I am really amused when I see almost all Firefox extension recommendations beginning with AdBlock Plus, with the authors mostly forgetting that there’d be no Firefox without ads in the first place!
I have wondered out aloud in the past whether ad blocking extensions are any threat to Google. I am now convinced however, that not only are ad blocking extensions a threat to Google’s continuity but to an open internet as a whole.
To explain my views- which you probably disagree with anyway-lets use Firefox. It is one of the three pillar applications of the open source movement; the rest being Linux and VLC. Everybody knows the Mozilla Foundation which develops Firefox, gets a large chunk of its income from Google. The latter we all know makes money from advertising.
In short, should Google start losing money due to more and more people blocking ads, it simply would mean either the end of Firefox or it would become a commercial application where you’d have to pay to use it.
Apply this simple and basic logic to the zillion other things that makes us all want to be on the internet and what do you have? Please don’t get me wrong. I am not for ad spamming readers just because the ads are a necessary component of the internet.
I skip sites where I have to scroll three-quarters down the page to reach anything resembling content and never visit again. However, what I am for is a strategic balance between making ads add value to the experience of users and at the same time making some money from it.
If anything is to go by, Google has shown that you don’t necessarily need to have ads that scream in the face of readers in order to make money. I know people who migrated to Gmail simply because the Yahoo! ads were just driving them nuts.
To cap it, the recent brouhaha surrounding Rupert Murdoch and his charges against search engines readily come to mind.
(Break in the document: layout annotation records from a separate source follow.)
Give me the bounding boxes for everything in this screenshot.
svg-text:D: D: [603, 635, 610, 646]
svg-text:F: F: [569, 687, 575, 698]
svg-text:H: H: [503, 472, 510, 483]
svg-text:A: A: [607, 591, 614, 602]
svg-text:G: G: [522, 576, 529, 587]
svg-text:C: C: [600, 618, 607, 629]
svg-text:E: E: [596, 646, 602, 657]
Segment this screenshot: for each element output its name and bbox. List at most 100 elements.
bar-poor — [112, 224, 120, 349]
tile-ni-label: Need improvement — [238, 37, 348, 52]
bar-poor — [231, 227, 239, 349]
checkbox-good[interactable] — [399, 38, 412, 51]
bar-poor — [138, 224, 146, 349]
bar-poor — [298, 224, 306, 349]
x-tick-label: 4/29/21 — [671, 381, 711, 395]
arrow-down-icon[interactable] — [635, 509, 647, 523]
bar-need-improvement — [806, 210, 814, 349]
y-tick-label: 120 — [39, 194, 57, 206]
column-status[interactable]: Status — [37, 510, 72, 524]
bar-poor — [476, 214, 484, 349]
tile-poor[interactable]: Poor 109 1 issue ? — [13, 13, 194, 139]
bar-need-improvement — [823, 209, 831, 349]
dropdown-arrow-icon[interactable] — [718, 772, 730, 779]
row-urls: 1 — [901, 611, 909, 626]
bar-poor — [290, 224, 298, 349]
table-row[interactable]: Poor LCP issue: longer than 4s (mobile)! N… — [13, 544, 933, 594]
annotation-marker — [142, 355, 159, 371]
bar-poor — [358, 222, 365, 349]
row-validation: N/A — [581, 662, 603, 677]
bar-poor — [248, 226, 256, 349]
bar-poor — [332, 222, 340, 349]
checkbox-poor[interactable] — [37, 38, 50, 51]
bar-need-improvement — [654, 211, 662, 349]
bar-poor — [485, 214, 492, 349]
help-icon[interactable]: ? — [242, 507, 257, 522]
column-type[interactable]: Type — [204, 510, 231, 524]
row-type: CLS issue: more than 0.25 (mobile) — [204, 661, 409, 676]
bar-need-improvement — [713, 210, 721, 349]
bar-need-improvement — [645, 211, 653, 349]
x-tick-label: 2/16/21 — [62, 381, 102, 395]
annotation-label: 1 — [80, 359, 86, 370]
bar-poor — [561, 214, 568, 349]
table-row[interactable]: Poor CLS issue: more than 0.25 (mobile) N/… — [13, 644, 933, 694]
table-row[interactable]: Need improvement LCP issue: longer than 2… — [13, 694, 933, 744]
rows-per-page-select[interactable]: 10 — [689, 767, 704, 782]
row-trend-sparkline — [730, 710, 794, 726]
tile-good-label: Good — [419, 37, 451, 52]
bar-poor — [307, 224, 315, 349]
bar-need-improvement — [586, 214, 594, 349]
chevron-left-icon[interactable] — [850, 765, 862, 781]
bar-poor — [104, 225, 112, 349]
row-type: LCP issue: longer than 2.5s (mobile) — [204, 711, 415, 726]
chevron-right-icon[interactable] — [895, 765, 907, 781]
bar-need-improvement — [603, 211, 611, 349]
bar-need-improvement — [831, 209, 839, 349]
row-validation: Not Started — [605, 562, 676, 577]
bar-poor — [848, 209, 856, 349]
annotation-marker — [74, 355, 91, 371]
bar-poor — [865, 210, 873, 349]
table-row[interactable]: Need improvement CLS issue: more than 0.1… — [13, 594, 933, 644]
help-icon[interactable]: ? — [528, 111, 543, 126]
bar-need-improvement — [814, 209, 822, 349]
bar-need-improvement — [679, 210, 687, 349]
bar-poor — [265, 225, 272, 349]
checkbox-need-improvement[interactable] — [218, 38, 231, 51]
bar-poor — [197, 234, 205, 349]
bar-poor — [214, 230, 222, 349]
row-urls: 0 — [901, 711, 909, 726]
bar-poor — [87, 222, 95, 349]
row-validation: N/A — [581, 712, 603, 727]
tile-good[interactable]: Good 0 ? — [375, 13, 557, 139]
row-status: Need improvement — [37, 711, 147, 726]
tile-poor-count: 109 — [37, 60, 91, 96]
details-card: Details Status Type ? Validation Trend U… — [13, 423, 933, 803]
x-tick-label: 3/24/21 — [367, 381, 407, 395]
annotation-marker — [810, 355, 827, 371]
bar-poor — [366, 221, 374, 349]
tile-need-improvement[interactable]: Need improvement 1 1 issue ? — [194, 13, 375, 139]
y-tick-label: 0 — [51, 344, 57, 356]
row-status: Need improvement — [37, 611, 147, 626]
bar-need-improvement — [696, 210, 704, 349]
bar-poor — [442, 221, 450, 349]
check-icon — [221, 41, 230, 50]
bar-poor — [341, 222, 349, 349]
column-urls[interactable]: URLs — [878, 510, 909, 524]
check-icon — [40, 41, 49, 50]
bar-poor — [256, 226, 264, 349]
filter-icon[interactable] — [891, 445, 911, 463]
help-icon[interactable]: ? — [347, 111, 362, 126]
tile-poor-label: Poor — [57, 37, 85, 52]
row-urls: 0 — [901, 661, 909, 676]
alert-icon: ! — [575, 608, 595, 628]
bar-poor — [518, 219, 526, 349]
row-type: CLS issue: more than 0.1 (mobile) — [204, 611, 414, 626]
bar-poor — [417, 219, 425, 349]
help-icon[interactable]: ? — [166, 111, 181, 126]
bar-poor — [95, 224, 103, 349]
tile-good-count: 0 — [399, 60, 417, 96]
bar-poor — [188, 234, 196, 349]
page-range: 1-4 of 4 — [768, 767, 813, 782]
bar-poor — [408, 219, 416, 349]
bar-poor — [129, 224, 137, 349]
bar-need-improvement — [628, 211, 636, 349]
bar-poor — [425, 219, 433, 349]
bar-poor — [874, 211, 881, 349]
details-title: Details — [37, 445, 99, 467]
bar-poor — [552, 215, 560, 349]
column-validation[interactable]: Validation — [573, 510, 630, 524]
I seriously doubt if Rupert would have made so much noise had he succeeded at making money from his content through ads.
Ad blocking extensions would be ideal in a virtual world where we already pay for most of the core resources we use, but as the internet stands now, ad blocking extensions are a serious threat to its future openness and continuity.
Yea I know you’ve disagreed with me since the first paragraph, let me know where you think I got it wrong.